LAM/MPI logo

LAM/MPI General User's Mailing List Archives

  |   Home   |   Download   |   Documentation   |   FAQ   |   all just in this list

From: Jeff Squyres (jsquyres_at_[hidden])
Date: 2005-06-28 08:19:54


On Jun 25, 2005, at 12:05 PM, Craig Lam wrote:

> Thank you again for your response. I'm a bit baffled by this myself.
> I've been poaring through the source code for lam in an attempt to
> understand the stdout redirection, but I'm afraid this will probably
> take quiet some time.

Yes, unfortunately it's quite twisted and tangled code.

> I've included the output of configure (both the
> log and the output to stdout/err piped together to
> configure.std_output.log.gz) as attachments to this email. Your most
> likely looking for the line "checking fd passing using RFC2292 API...
> passed" in the configure output to stdout, which I saw just fine.
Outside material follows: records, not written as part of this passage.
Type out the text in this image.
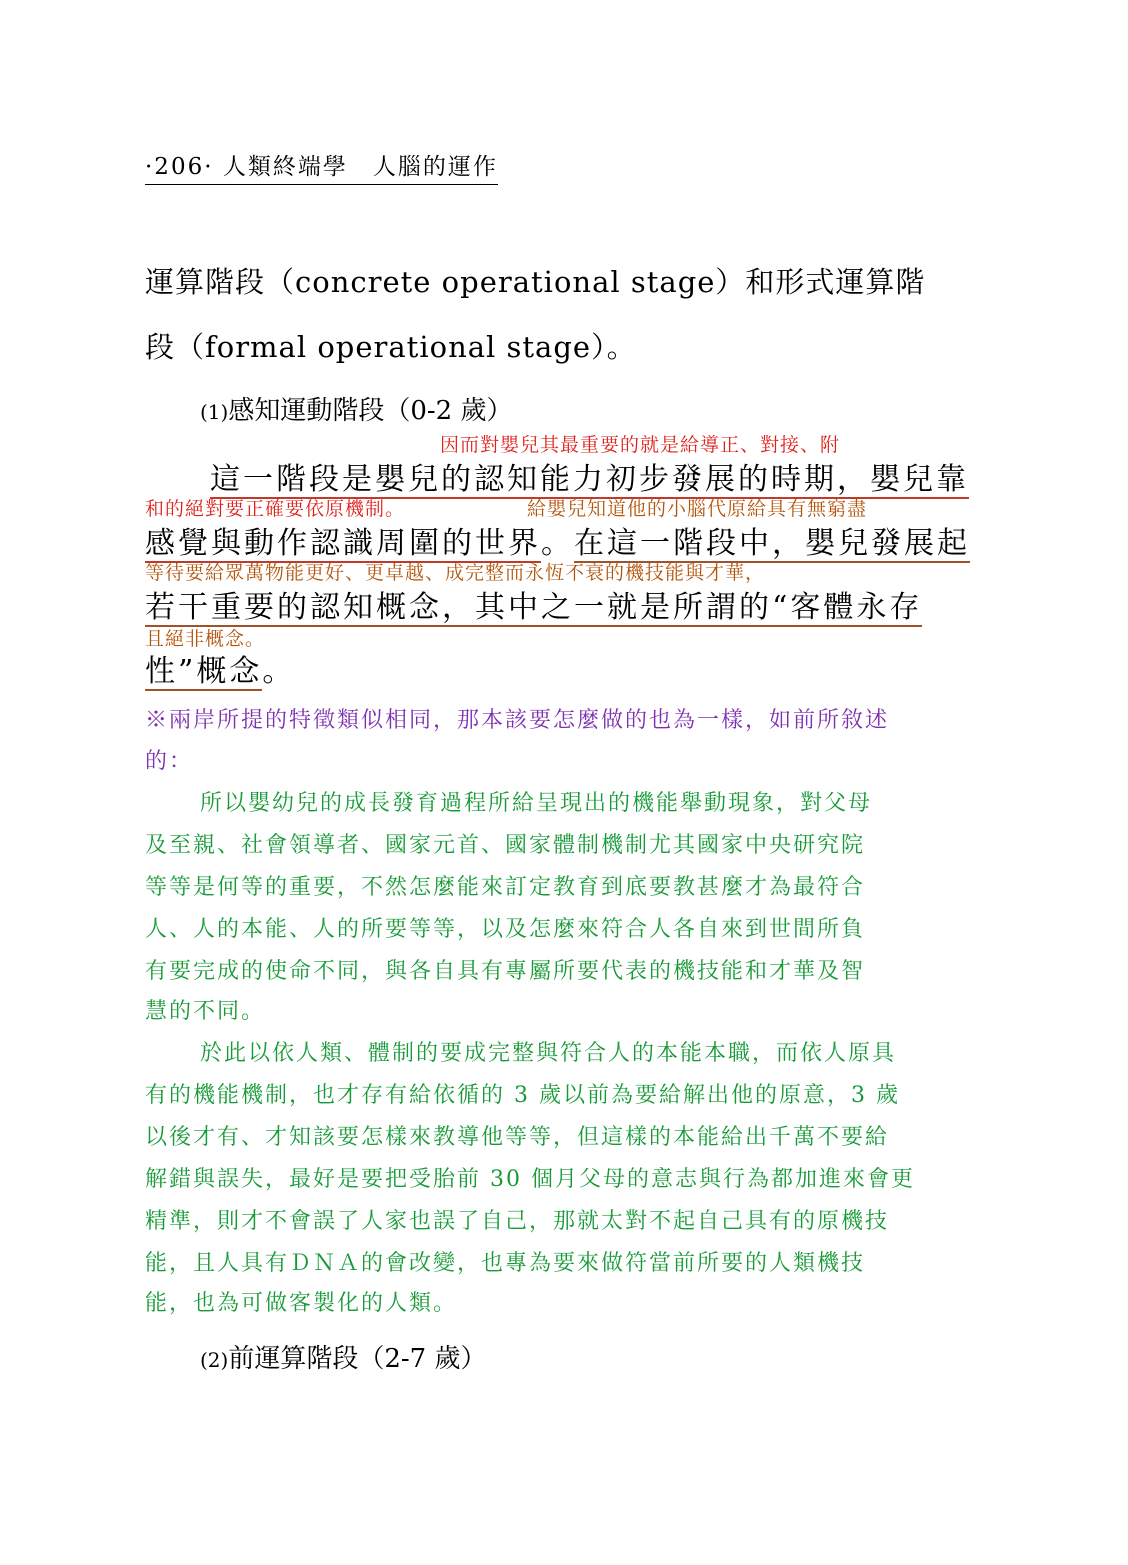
·206· 人類終端學　人腦的運作
運算階段（concrete operational stage）和形式運算階
段（formal operational stage）。
(1)感知運動階段（0-2 歲）
因而對嬰兒其最重要的就是給導正、對接、附
這一階段是嬰兒的認知能力初步發展的時期，嬰兒靠
和的絕對要正確要依原機制。	給嬰兒知道他的小腦代原給具有無窮盡
感覺與動作認識周圍的世界。在這一階段中，嬰兒發展起
等待要給眾萬物能更好、更卓越、成完整而永恆不衰的機技能與才華，
若干重要的認知概念，其中之一就是所謂的“客體永存
且絕非概念。
性”概念。
※兩岸所提的特徵類似相同，那本該要怎麼做的也為一樣，如前所敘述
的：
所以嬰幼兒的成長發育過程所給呈現出的機能舉動現象，對父母
及至親、社會領導者、國家元首、國家體制機制尤其國家中央研究院
等等是何等的重要，不然怎麼能來訂定教育到底要教甚麼才為最符合
人、人的本能、人的所要等等，以及怎麼來符合人各自來到世間所負
有要完成的使命不同，與各自具有專屬所要代表的機技能和才華及智
慧的不同。
於此以依人類、體制的要成完整與符合人的本能本職，而依人原具
有的機能機制，也才存有給依循的 3 歲以前為要給解出他的原意，3 歲
以後才有、才知該要怎樣來教導他等等，但這樣的本能給出千萬不要給
解錯與誤失，最好是要把受胎前 30 個月父母的意志與行為都加進來會更
精準，則才不會誤了人家也誤了自己，那就太對不起自己具有的原機技
能，且人具有ＤＮＡ的會改變，也專為要來做符當前所要的人類機技
能，也為可做客製化的人類。
(2)前運算階段（2-7 歲）
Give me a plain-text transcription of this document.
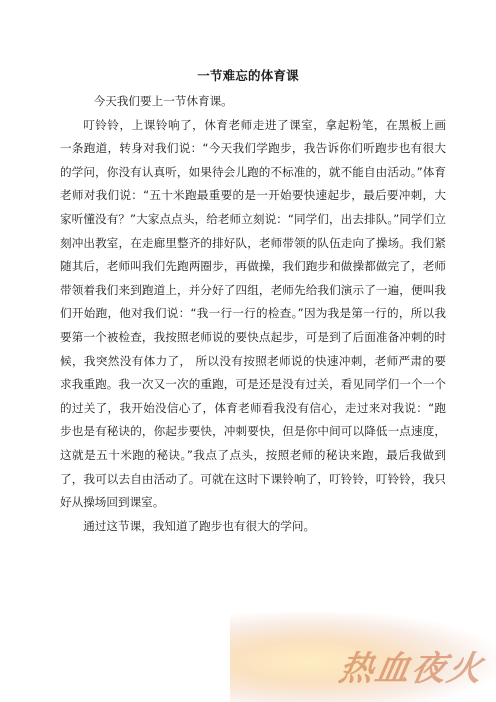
一节难忘的体育课

今天我们要上一节休育课。

叮铃铃，上课铃响了，休育老师走进了课室，拿起粉笔，在黑板上画 一条跑道，转身对我们说：“今天我们学跑步，我告诉你们听跑步也有很大的学问，你没有认真听，如果待会儿跑的不标准的，就不能自由活动。”体育老师对我们说：“五十米跑最重要的是一开始要快速起步，最后要冲刺，大家听懂没有？”大家点点头，给老师立刻说：“同学们，出去排队。”同学们立刻冲出教室，在走廊里整齐的排好队，老师带领的队伍走向了操场。我们紧随其后，老师叫我们先跑两圈步，再做操，我们跑步和做操都做完了，老师带领着我们来到跑道上，并分好了四组，老师先给我们演示了一遍，便叫我们开始跑，他对我们说：“我一行一行的检查。”因为我是第一行的，所以我要第一个被检查，我按照老师说的要快点起步，可是到了后面准备冲刺的时候，我突然没有体力了， 所以没有按照老师说的快速冲刺，老师严肃的要求我重跑。我一次又一次的重跑，可是还是没有过关，看见同学们一个一个的过关了，我开始没信心了，体育老师看我没有信心，走过来对我说：“跑步也是有秘诀的，你起步要快，冲刺要快，但是你中间可以降低一点速度，这就是五十米跑的秘诀。”我点了点头，按照老师的秘诀来跑，最后我做到了，我可以去自由活动了。可就在这时下课铃响了，叮铃铃，叮铃铃，我只好从操场回到课室。

通过这节课，我知道了跑步也有很大的学问。

热血夜火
Ok. There's actually several relevant lines -- we test for all
possible fd-passing systems:

checking BSD 4.3 for msg_accrights in struct msghdr... no
checking for BSD 4.3 fd passing support... no
checking for POSIX.1g struct msghdr... yes
checking fd passing using RFC2292 API... passed
checking for BSD 4.4 fd passing support... yes (RFC2292 API)
checking for System V Release 4 for struct strrecvfd... yes
checking System V Release 4 fd passing example... failed
checking for System V Release 4 fd passing support... no

But the end result is the same -- it looks like you have BSD 4.4
support (RFC2292). The configure test actually compiles and runs a
short test that performs fd passing; if the test passes, your BSD 4.4
fd passing *should* be working properly on your machine.

Are you running the same version of the OS over your entire cluster?
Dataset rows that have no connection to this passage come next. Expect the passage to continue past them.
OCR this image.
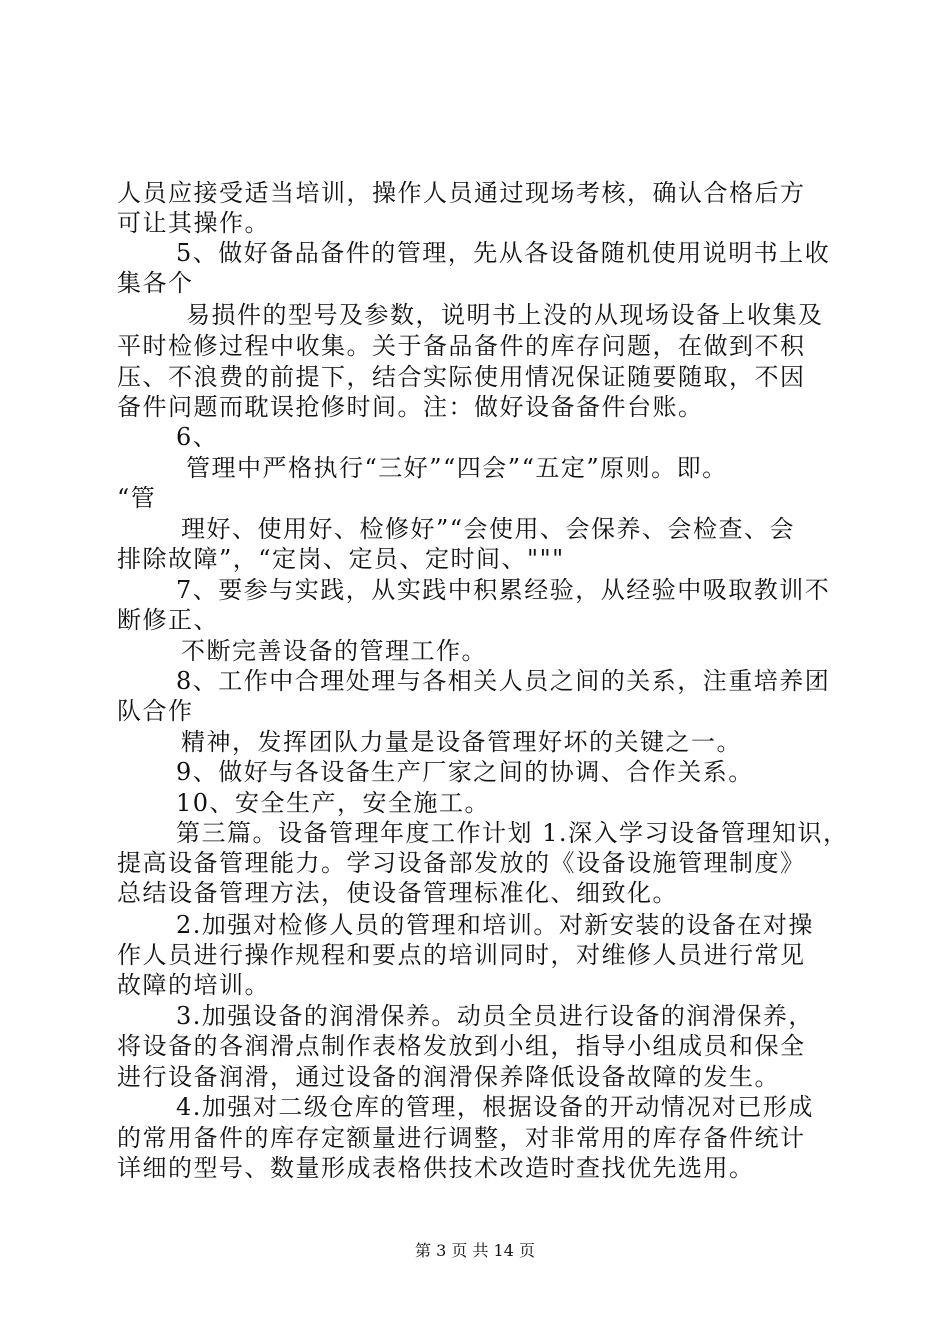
人员应接受适当培训，操作人员通过现场考核，确认合格后方
可让其操作。
5、做好备品备件的管理，先从各设备随机使用说明书上收
集各个
易损件的型号及参数，说明书上没的从现场设备上收集及
平时检修过程中收集。关于备品备件的库存问题，在做到不积
压、不浪费的前提下，结合实际使用情况保证随要随取，不因
备件问题而耽误抢修时间。注：做好设备备件台账。
6、
管理中严格执行“三好”“四会”“五定”原则。即。
“管
理好、使用好、检修好”“会使用、会保养、会检查、会
排除故障”，“定岗、定员、定时间、"""
7、要参与实践，从实践中积累经验，从经验中吸取教训不
断修正、
不断完善设备的管理工作。
8、工作中合理处理与各相关人员之间的关系，注重培养团
队合作
精神，发挥团队力量是设备管理好坏的关键之一。
9、做好与各设备生产厂家之间的协调、合作关系。
10、安全生产，安全施工。
第三篇。设备管理年度工作计划 1.深入学习设备管理知识，
提高设备管理能力。学习设备部发放的《设备设施管理制度》
总结设备管理方法，使设备管理标准化、细致化。
2.加强对检修人员的管理和培训。对新安装的设备在对操
作人员进行操作规程和要点的培训同时，对维修人员进行常见
故障的培训。
3.加强设备的润滑保养。动员全员进行设备的润滑保养，
将设备的各润滑点制作表格发放到小组，指导小组成员和保全
进行设备润滑，通过设备的润滑保养降低设备故障的发生。
4.加强对二级仓库的管理，根据设备的开动情况对已形成
的常用备件的库存定额量进行调整，对非常用的库存备件统计
详细的型号、数量形成表格供技术改造时查找优先选用。
第 3 页 共 14 页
> Is there any resource that describes how the standard out redirection
> occurs in natural language so that I could understand this quickly?
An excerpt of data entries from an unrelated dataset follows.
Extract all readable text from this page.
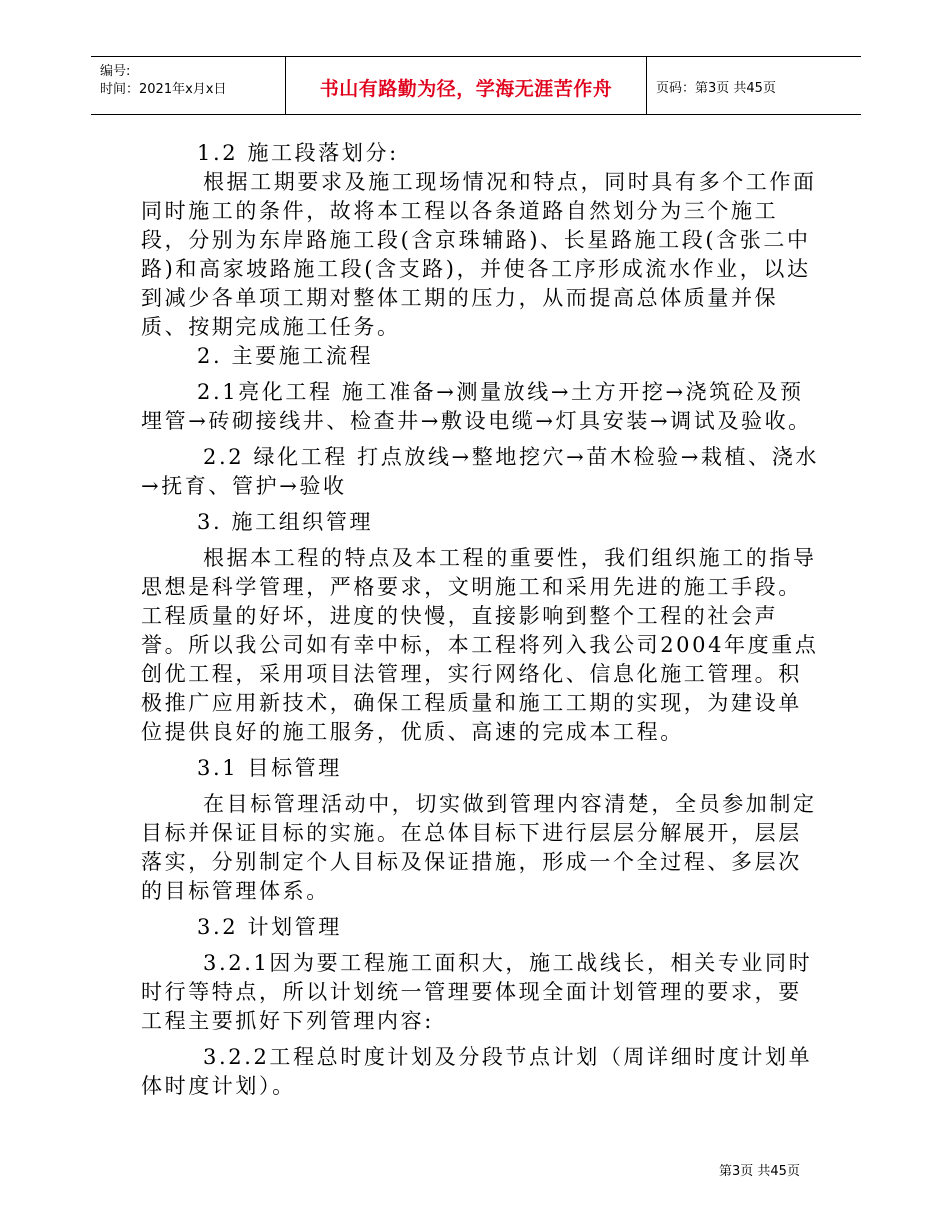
编号:
时间：2021年x月x日	书山有路勤为径，学海无涯苦作舟	页码：第3页 共45页

1.2 施工段落划分:

根据工期要求及施工现场情况和特点，同时具有多个工作面同时施工的条件，故将本工程以各条道路自然划分为三个施工段，分别为东岸路施工段(含京珠辅路)、长星路施工段(含张二中路)和高家坡路施工段(含支路)，并使各工序形成流水作业，以达到减少各单项工期对整体工期的压力，从而提高总体质量并保质、按期完成施工任务。

2. 主要施工流程

2.1亮化工程 施工准备→测量放线→土方开挖→浇筑砼及预埋管→砖砌接线井、检查井→敷设电缆→灯具安装→调试及验收。

2.2 绿化工程 打点放线→整地挖穴→苗木检验→栽植、浇水→抚育、管护→验收

3. 施工组织管理

根据本工程的特点及本工程的重要性，我们组织施工的指导思想是科学管理，严格要求，文明施工和采用先进的施工手段。工程质量的好坏，进度的快慢，直接影响到整个工程的社会声誉。所以我公司如有幸中标，本工程将列入我公司2004年度重点创优工程，采用项目法管理，实行网络化、信息化施工管理。积极推广应用新技术，确保工程质量和施工工期的实现，为建设单位提供良好的施工服务，优质、高速的完成本工程。

3.1 目标管理

在目标管理活动中，切实做到管理内容清楚，全员参加制定目标并保证目标的实施。在总体目标下进行层层分解展开，层层落实，分别制定个人目标及保证措施，形成一个全过程、多层次的目标管理体系。

3.2 计划管理

3.2.1因为要工程施工面积大，施工战线长，相关专业同时时行等特点，所以计划统一管理要体现全面计划管理的要求，要工程主要抓好下列管理内容:

3.2.2工程总时度计划及分段节点计划（周详细时度计划单体时度计划）。

第3页 共45页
Unfortunately, no. But here's a quick breakdown (this is from memory;
it's been quite a long time since I've looked at this code, so this may
not be 100% accurate, but it's close enough to give you the spirit of
what is happening):

- lamboot is run and you get a set of LAM daemons (lamd's)
- mpirun contacts the local lamd and passes its stdin/out/err file
descriptors
- mpirun contacts each relevant lamd and tells it to launch your process
- for all nodes where mpirun is not run:
   - before launching, the lamd chains the stdin/out/err to pipes that
go into the lamd (i.e., after the fork but before the exec)
   - each lamd then exec's your process(es)
   - when information is received on the stdout/err pipes, the lamd
forwards the data to the lamd where mpirun is running
- for the node where mpirun is running:
   - before launching, the lamd passes the file descriptors that it
received from mpirun to the newly-forked process and dup2's them into
stdin/out/err (hence, they write directly to mpirun's stdout/err
through normal unix mechanisms)
   - when the lamd receives remote stdout/err data, it writes it to the
file descriptors that it received from mpirun

It's quite complicated, actually. :-\

So, a few followup questions:

- What happens if you mpirun only on the local node? E.g., mpirun -np
1 foo
- Does the same behavior happen if you lamexec? E.g., lamexec -np 1
uptime (local node only), or lamexec -np 4 uptime (spanning multiple
nodes)
- Did you confirm that your processes are, indeed, running on your
remote nodes? Can you put a "system("date > /tmp/foo");", for example,
in your code to ensure that they are actually launched properly on all
nodes?

-- 
{+} Jeff Squyres
{+} jsquyres_at_[hidden]
{+} http://www.lam-mpi.org/